O indicado afirmou que, nesse caso, há um processo a ser julgado no STF e ele, se ele for aprovado, não pode se manifestar sobre isso, já que juízes não podem comentar sobre ações em tramitação.

Mas disse, porém, que a doutrina aponta que deve-se analisar se "é razoável determinada proibição para um caso concreto".

Zanin é amigo de Lula e advogou para ele em processos da Lava Jato, mas também tem um histórico de atuação como representante jurídico de grandes empresas e de outros políticos.

A proximidade com o presidente levantou críticas à indicação entre opositores e em círculos do mundo jurídico, mas o advogado tem a aprovação de ministros do STF e de grande parcela de políticos.

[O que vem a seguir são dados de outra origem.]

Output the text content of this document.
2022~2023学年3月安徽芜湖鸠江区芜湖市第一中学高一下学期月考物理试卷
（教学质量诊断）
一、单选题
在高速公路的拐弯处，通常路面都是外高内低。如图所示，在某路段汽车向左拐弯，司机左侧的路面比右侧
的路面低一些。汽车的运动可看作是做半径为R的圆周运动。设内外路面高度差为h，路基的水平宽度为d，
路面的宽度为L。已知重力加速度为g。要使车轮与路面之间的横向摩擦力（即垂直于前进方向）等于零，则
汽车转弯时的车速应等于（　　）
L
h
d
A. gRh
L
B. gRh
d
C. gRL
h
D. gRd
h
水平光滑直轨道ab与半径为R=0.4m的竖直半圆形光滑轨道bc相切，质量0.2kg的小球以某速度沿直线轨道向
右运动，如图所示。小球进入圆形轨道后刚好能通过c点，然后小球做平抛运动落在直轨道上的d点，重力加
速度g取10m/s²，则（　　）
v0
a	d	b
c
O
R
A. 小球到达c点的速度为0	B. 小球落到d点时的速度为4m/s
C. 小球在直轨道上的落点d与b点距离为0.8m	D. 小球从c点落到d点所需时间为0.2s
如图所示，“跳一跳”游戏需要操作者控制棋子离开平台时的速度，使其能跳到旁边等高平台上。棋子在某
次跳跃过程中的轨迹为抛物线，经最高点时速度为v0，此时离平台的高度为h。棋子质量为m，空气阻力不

Ao longo da semana passada, o indicado de Lula fez um périplo pelos gabinetes do Senado para se aproximar dos parlamentares e angariar apoio mesmo entre evangélicos e opositores do atual governo.

No último dia 15, o senador Veneziano Vital do Rego (MDB-PB) leu seu relatório sobre a indicação de Zanin, e afirmou que o advogado atende aos pré-requisitos para ocupar a vaga.

Veneziano ressaltou os artigos publicados e a carreira dele de 25 anos como advogado empresarial, internacional, na área de comunicação e eleitoral, além da "construção e manutenção de nossa jurisprudência constitucional, por meio da subscrição de várias Reclamações Constitucionais, a fim de velar pela autoridade das decisões da Suprema Corte".

A imagem de um garantista convicto conquistada nos embates com o Moro e outros integrantes da Lava Jato é um dos principais fatores que deixaram o governo Lula otimista para a aprovação fácil de Zanin no Senado.

Com parte dos senadores investigados e outra parte em busca de blindagem para evitar problemas judiciais, a avaliação é que a postura jurídica de observar com atenção o respeito às garantias dos investigados terá grande peso no voto da maioria dos parlamentares.

Na articulação para ser aprovado, o advogado contou com a ajuda de ministros do STF que têm boa relação com o mundo político, como Gilmar Mendes e Alexandre de Moraes, e até dos indicados do ex-presidente Jair Bolsonaro (PL) para a corte, como Kassio Nunes Marques e André Mendonça.